Un paio di mesi fa Sala ha pubblicato un libro (con intervista al Corriere della Sera e recensione di Enrico Letta su Repubblica) in cui rivendicava di essere stato “tra i primi di sinistra a dire che dovevamo dialogare con i 5 Stelle. Con Grillo ci vediamo, ci parliamo. Ha idee interessanti”. Le quali però non collimano molto con quelle di Nicola Zingaretti, che di Sala sarebbe il capo partito. Le idee sono distanti soprattutto in questo periodo, quando Grillo fa di tutto per mettere i bastoni tra le ruote al segretario del Pd. Niente di eclatante, sia chiaro: formalmente nella coalizione di governo fila tutto come si dovrebbe. Ma la mossa di Virginia Raggi ispirata da Grillo stesso, cioè l’annuncio della ricandidatura, ha portato a galla tutte le spaccature e i timori interni al Pd che ne confermano il profilo assunto con la segreteria Zingaretti: un partito indeciso a tutto.

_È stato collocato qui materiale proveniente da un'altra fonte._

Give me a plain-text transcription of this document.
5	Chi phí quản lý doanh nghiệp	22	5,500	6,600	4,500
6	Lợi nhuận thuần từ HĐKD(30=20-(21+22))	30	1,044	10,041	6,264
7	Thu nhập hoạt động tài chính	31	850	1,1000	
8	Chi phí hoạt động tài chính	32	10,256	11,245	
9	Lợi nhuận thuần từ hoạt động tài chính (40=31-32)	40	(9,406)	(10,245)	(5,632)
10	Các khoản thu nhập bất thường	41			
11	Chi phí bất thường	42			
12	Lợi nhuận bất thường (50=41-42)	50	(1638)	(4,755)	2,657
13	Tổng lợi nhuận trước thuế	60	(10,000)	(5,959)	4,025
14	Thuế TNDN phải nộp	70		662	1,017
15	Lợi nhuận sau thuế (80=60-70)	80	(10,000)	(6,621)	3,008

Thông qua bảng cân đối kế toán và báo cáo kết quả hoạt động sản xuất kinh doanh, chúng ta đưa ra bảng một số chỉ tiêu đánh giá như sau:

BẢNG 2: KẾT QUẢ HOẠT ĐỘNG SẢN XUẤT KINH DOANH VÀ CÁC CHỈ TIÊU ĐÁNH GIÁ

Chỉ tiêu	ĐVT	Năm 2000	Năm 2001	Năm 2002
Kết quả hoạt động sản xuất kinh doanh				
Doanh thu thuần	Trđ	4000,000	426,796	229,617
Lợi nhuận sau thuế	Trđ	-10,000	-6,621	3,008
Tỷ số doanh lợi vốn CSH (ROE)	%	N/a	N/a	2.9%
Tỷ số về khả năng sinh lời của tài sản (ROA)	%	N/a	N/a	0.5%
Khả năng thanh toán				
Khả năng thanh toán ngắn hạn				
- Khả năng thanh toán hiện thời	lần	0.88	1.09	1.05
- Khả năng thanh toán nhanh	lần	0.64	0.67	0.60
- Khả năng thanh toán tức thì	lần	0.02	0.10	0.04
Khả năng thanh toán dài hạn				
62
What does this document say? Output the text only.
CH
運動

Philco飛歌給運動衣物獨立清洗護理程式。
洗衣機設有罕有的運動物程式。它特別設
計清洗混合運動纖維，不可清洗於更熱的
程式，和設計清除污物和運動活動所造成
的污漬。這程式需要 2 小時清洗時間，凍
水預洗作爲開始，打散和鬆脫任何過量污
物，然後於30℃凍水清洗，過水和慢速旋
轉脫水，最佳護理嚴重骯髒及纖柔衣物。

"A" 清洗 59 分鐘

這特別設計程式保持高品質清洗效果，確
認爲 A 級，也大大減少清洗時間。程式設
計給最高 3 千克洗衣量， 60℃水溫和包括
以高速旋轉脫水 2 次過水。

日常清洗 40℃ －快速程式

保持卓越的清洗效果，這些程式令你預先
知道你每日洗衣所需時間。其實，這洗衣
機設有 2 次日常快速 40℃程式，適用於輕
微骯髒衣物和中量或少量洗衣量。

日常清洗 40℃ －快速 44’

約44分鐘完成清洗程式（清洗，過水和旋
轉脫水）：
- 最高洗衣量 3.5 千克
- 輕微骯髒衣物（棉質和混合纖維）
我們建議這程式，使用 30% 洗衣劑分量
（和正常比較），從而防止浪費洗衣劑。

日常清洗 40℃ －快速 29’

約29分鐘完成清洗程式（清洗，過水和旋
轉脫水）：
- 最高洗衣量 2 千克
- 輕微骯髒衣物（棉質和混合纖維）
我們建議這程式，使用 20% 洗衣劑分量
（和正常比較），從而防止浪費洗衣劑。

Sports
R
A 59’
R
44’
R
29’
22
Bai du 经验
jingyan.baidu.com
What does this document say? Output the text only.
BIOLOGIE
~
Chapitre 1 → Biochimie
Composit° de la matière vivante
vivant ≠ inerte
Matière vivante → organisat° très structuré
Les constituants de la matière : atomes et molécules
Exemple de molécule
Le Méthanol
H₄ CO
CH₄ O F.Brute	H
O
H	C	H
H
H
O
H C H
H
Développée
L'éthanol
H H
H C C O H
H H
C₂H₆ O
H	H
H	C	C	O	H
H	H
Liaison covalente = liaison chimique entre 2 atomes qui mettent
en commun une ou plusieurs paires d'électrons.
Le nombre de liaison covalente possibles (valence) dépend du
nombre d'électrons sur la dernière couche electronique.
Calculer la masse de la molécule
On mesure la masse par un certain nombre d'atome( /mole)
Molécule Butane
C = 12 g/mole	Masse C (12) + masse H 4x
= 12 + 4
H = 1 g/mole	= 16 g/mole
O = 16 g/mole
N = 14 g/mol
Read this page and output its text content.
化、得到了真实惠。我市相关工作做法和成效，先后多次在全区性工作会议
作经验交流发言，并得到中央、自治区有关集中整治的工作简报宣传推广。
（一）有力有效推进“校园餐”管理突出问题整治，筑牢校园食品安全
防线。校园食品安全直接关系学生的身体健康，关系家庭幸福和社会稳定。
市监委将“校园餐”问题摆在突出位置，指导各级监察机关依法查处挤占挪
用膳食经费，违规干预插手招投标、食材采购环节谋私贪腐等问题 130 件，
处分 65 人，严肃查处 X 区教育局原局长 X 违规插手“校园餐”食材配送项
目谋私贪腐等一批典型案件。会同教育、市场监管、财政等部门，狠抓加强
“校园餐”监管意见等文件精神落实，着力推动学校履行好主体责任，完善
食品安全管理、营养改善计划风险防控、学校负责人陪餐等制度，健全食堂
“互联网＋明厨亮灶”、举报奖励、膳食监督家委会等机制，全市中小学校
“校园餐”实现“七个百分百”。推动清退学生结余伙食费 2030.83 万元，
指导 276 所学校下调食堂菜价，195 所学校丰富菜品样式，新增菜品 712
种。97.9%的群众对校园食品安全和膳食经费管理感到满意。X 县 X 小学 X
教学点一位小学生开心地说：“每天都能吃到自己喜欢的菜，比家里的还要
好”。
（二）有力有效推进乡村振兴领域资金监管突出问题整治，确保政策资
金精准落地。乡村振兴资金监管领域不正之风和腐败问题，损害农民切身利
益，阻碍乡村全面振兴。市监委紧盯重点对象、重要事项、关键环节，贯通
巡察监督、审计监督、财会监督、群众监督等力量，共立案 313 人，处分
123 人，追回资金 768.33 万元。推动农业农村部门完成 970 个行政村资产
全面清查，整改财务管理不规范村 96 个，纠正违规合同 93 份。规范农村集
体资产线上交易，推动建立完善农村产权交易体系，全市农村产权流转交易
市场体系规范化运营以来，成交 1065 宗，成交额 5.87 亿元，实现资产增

La Raggi sa che a Roma perderebbe se avesse davanti una forte personalità, di qualunque schieramento. Ma al momento nel centrosinistra le candidature che si profilano sono di basso profilo perché i “big” del Pd romano si tengono lontani dalla corsa per il Campidoglio. Si fanno i nomi di David Sassoli, Enrico Letta, addirittura di Paolo Gentiloni. E anche se scendesse in campo un pezzo da 90, non è scontato che gli ex Pd finiti con Carlo Calenda, Matteo Renzi o in Leu gli darebbero una mano. Per questo Zingaretti aveva cominciato a valutare con Giuseppe Conte un appoggio dei “grillini di governo” a una candidatura Pd magari non di primissimo piano.
Ispirata da Grillo, la sindaca invece scompiglia le carte sia tra i 5 Stelle, che devono digerire l’addio al secondo mandato come scadenza inderogabile dell’esperienza politica, sia nei vertici del Pd, che negli ultimi mesi non avevano perso occasione per criticare l’amministrazione Raggi. In mezzo al puzzle delle divisioni nel Pd, la sindaca potrebbe addirittura rischiare di finire al ballottaggio. E a quel punto tutto potrebbe succedere.
All’asse Conte-Zingaretti risponde dunque il dialogo tra i due Beppe, con il sindaco Pd sempre pronto a sostenere un partito dei sindaci. Del resto, farla da padrone anche nel Partito democratico è un vecchio sogno di Grillo. Nel 2009 aveva addirittura annunciato di voler prendere la tessera per concorrere alle primarie per l’elezione del segretario. Aveva chiesto l’iscrizione al circolo Pd di Arzachena, Costa Smeralda, mica a Centocelle. Gli fu risposto che non aveva i requisiti: una “provocazione” per Piero Fassino, mentre Pierluigi Bersani replicò che “il partito è una cosa seria”. Com’è finita, si sa: il “partito serio” è ridotto in Parlamento alla metà del M5s, Fassino e Bersani lontani sia pure per motivi opposti mentre Grillo è ancora padrone della scena. Zingaretti ha i suoi buoni motivi per non stare affatto sereno.